Fringe prophecy theories find a market

The 2025 thesis is tied to a pair of niche biblical interpretations circulating online. One comes from Church of God Ministry, which argues that a 24-year period of “redeemed time” began in 2000 and ends in the fall of 2025. Another theory, promoted by a group called Free Gift From God, reworks Daniel’s “Seventy Weeks” prophecy around an Ottoman decree from 1535 and links Cardinal George Pell’s 2018 conviction to a seven-year countdown ending in 2025.

Mainstream Christian theology broadly rejects this kind of date-setting. As the report notes, Matthew 24:36—stating that no one knows the day or the hour—is commonly cited against attempts to assign a timetable to the Second Coming. Even so, the market shows that fringe eschatological narratives can still attract attention when paired with speculative trading incentives.

Resolution rules may matter more than belief

Polymarket’s rules state that the contract resolves to “Yes” if the Second Coming of Jesus Christ occurs by December 31, 2025, at 11:59 PM ET; otherwise it resolves to “No.” The resolution source is defined as a consensus of credible sources. That wording may sound straightforward, but events rooted in theology rather than measurable data can create major interpretive challenges when settlement time arrives.
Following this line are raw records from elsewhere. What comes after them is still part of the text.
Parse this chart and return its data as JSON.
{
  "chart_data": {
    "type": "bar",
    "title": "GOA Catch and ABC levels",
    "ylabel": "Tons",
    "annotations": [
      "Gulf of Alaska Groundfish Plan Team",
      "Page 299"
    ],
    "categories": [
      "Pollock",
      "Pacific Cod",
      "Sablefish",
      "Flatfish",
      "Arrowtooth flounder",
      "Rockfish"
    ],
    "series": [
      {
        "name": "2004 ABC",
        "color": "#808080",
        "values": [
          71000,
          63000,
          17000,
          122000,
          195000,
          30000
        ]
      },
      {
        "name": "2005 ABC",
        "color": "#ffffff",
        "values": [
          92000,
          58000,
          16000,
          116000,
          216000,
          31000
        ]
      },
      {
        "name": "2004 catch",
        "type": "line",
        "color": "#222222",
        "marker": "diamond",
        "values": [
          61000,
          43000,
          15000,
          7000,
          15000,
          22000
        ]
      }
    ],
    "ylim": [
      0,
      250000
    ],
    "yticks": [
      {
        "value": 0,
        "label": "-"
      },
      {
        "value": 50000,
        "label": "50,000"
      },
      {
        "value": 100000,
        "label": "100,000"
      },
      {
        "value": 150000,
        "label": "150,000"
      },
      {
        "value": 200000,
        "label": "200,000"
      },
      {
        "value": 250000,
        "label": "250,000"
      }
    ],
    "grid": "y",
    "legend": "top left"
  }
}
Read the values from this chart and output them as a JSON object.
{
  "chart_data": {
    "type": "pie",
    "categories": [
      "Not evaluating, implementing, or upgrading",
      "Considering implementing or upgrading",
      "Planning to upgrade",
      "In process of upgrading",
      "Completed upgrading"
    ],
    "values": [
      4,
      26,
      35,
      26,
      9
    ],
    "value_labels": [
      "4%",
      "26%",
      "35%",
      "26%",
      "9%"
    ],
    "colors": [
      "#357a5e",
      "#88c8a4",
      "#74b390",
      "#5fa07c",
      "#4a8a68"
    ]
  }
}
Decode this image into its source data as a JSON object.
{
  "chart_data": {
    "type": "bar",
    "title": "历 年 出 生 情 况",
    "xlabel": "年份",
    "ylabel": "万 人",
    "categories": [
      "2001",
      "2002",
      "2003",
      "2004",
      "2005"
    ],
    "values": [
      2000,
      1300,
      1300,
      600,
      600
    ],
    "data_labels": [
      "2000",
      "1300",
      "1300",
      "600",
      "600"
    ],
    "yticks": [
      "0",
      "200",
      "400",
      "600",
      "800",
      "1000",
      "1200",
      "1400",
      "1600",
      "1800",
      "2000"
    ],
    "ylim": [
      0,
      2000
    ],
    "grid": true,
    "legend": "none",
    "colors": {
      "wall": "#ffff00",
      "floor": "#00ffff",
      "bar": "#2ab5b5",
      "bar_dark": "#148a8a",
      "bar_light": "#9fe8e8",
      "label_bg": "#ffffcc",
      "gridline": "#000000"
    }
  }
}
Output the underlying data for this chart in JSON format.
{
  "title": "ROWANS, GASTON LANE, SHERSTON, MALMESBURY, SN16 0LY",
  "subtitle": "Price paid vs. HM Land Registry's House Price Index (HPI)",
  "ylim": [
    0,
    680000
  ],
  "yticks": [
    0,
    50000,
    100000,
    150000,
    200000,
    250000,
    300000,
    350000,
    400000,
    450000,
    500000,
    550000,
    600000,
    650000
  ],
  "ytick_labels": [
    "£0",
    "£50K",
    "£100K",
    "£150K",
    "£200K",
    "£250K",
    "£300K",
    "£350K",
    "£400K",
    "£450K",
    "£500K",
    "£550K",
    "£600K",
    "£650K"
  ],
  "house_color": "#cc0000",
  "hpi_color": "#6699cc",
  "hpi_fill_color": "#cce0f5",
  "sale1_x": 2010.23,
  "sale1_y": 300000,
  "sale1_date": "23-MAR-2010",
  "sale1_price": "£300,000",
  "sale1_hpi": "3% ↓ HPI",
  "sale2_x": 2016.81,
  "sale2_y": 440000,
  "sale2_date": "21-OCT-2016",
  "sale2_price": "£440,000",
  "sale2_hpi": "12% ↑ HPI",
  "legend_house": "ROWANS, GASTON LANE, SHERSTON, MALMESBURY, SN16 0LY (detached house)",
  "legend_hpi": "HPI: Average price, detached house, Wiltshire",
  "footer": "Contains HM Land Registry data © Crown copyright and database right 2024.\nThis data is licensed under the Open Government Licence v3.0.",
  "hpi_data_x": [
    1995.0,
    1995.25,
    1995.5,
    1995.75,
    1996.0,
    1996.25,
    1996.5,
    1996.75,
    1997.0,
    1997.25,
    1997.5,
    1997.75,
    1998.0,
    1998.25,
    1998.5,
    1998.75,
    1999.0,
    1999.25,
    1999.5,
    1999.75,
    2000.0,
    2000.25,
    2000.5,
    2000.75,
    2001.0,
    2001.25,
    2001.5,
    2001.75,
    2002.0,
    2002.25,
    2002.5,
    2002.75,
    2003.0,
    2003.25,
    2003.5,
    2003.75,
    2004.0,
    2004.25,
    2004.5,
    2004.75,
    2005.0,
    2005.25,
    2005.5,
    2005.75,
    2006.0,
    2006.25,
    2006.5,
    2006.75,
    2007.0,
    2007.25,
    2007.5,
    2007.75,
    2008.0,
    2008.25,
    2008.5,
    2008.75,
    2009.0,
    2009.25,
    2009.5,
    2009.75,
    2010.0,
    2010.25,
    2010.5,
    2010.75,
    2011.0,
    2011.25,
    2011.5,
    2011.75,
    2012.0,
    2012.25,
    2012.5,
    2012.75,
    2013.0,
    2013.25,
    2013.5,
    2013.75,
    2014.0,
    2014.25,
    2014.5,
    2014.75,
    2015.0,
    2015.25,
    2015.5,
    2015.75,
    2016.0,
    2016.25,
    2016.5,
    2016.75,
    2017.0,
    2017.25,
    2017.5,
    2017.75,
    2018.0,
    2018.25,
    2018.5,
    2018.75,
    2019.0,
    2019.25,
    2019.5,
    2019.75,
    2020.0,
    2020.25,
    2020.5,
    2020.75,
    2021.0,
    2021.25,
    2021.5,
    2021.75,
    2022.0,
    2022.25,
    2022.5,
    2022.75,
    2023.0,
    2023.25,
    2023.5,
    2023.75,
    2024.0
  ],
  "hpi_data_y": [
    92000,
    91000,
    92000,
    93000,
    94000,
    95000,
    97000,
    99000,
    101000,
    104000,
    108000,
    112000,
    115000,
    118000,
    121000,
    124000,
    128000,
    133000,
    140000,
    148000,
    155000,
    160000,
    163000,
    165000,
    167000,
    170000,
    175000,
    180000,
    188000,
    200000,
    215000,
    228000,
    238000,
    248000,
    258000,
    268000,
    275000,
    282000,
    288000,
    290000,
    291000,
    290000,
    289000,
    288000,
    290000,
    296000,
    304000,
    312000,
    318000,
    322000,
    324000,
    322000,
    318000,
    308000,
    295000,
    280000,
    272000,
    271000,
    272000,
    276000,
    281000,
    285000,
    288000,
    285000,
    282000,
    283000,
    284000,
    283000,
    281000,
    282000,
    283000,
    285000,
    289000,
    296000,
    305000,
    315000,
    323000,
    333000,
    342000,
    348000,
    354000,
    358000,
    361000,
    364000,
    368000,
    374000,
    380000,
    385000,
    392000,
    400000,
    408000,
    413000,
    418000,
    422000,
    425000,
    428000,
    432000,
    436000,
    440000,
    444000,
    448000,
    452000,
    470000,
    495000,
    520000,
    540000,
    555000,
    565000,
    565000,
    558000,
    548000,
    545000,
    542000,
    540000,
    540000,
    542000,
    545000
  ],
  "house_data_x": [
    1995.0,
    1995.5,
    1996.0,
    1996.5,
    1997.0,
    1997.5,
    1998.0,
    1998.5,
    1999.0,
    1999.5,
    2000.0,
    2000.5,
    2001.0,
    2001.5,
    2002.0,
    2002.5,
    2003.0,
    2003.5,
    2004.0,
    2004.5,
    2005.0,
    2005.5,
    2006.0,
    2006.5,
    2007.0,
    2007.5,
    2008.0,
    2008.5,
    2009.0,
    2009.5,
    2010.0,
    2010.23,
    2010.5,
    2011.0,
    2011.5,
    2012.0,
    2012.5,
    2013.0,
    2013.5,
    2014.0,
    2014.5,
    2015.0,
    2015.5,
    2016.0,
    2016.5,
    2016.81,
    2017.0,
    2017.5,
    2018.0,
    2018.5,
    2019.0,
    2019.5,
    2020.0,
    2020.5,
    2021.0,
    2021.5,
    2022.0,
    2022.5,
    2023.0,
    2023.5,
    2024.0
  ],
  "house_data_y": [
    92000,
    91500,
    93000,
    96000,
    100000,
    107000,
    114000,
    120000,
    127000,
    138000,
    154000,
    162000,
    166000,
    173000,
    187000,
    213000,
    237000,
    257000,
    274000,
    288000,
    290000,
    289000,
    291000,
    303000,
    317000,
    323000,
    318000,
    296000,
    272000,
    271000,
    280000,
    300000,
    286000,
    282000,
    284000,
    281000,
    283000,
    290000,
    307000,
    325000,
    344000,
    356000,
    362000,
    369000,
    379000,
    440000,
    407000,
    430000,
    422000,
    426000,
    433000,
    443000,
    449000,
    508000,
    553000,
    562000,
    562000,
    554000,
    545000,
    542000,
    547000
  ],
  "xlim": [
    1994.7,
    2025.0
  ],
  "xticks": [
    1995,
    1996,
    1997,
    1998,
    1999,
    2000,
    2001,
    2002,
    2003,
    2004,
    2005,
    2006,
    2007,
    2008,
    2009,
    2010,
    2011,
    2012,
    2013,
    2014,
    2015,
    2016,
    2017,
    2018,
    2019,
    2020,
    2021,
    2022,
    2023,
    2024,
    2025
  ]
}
The article compares this to another Polymarket contract under scrutiny: “Will Trump create Bitcoin reserve in first 100 days?” That market has generated $14.2 million in trading volume, yet remains contentious because of ambiguity in the rules. Although Trump reportedly signed an executive order establishing a Strategic Bitcoin Reserve, traders remain divided over whether confiscated bitcoin held by the US government counts under the contract’s criteria.

A broader test for prediction markets

From politics to religion, Polymarket is pushing into categories where outcomes are difficult to define and even harder to verify. The Jesus-return market may be a curiosity, but it also highlights a serious issue for crypto prediction platforms: when markets attempt to price prophecy, theology, or symbolic events, rule clarity, source credibility, and settlement standards become central to market integrity.

For now, the contract stands as a striking example of how far blockchain-based speculation can extend. Whether it ends as a novelty or a dispute over resolution, it shows that prediction markets are moving well beyond elections and macro events into domains where consensus itself may be the hardest thing to trade.